Barring an alien invasion or a vengeful Neocon God, this election goes Blue persuasively.

How well’s that been working the last few weeks?

You should be specific in your questions. This will help you get useful replies.

I’m pretty sure you’re going for something like “daily tracking polls show McCain’s negative attacks are working”. But the question itself shows a fundamental misapprehension. “[T]he last few weeks” represent a blip in an overall trend which is not important in and of itself. The Obama narrative has taken hold; it’s only assailable by a stronger narrative.

While I grant you that appeals to xenophobia and charges of elitism are tried and true political weapons, these attack ads have not shown any legs so far, and won’t unless Obama begins feeding into them, as Kerry did in '04 with his inability to speak straight or defend himself, and as Gore did in 2000 by validating the right wing excoriation of Clinton by choosing “Holy Joe” Lieberman as his running mate.
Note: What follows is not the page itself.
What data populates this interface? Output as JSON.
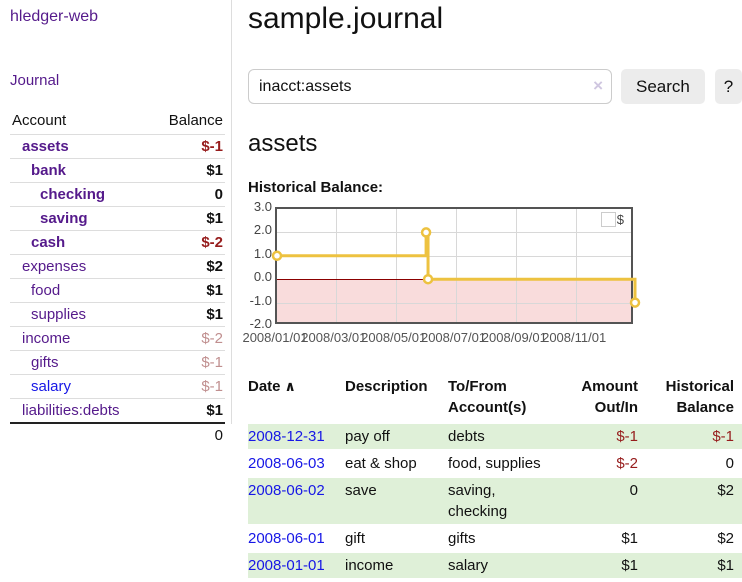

You cannot know what’s a blip and what’s a trend until much later. You have no basis for such an abrupt dismissal of any concerns over what the data indicates.

The rest of your statement is about what you think *should *happen, not what *will *happen, and it actually flies in the face of what is happening. A little less handwaving and a lot more actual work would help the cause far more.

I would say things are as they should be for this point in this election, wait and see what happens to Obamas numbers after the convention. If you think his numbers will fall, you might be in for a surprise. Biden is the perfect ‘bulldog’ to go after McCain. Let Obama keep doing what he’s doing, building his policies announcing his intentions in real terms and playing it straight. I’ll look at poll numbers seriously in late September.

Elvis, you can accuse me of “handwaving” all you want, but being as there’s really very little change in the overall polling, it’s still summer and we haven’t had either national convention, and the polls don’t even attempt to predict voter turnout, I don’t see any reason to think the sky’s falling quite yet.

Your mileage quite obviously varies from mine. We’ll see who called it right in November.

Going with what the data says instead of arguing against it is not simply “varying mileage”. :dubious:

You can certainly *hope *that things turn out all right, be my guest, but that should never be a source of actual confidence.

Ouch - but aren’t hope and confidence fundamentally linked?

Nope. Confidence is derived from fact, hope is in spite of fact. It’s very easy to confuse them in oneself, certainly, just as it is easy for a religious zealot to mistake his own faith for knowledge.

Hard work beats them both, as well as a lot of other things. And, remember the truism, often cited against Bush’s approach to Iraq as well as in many other cases: Hope is not a strategy.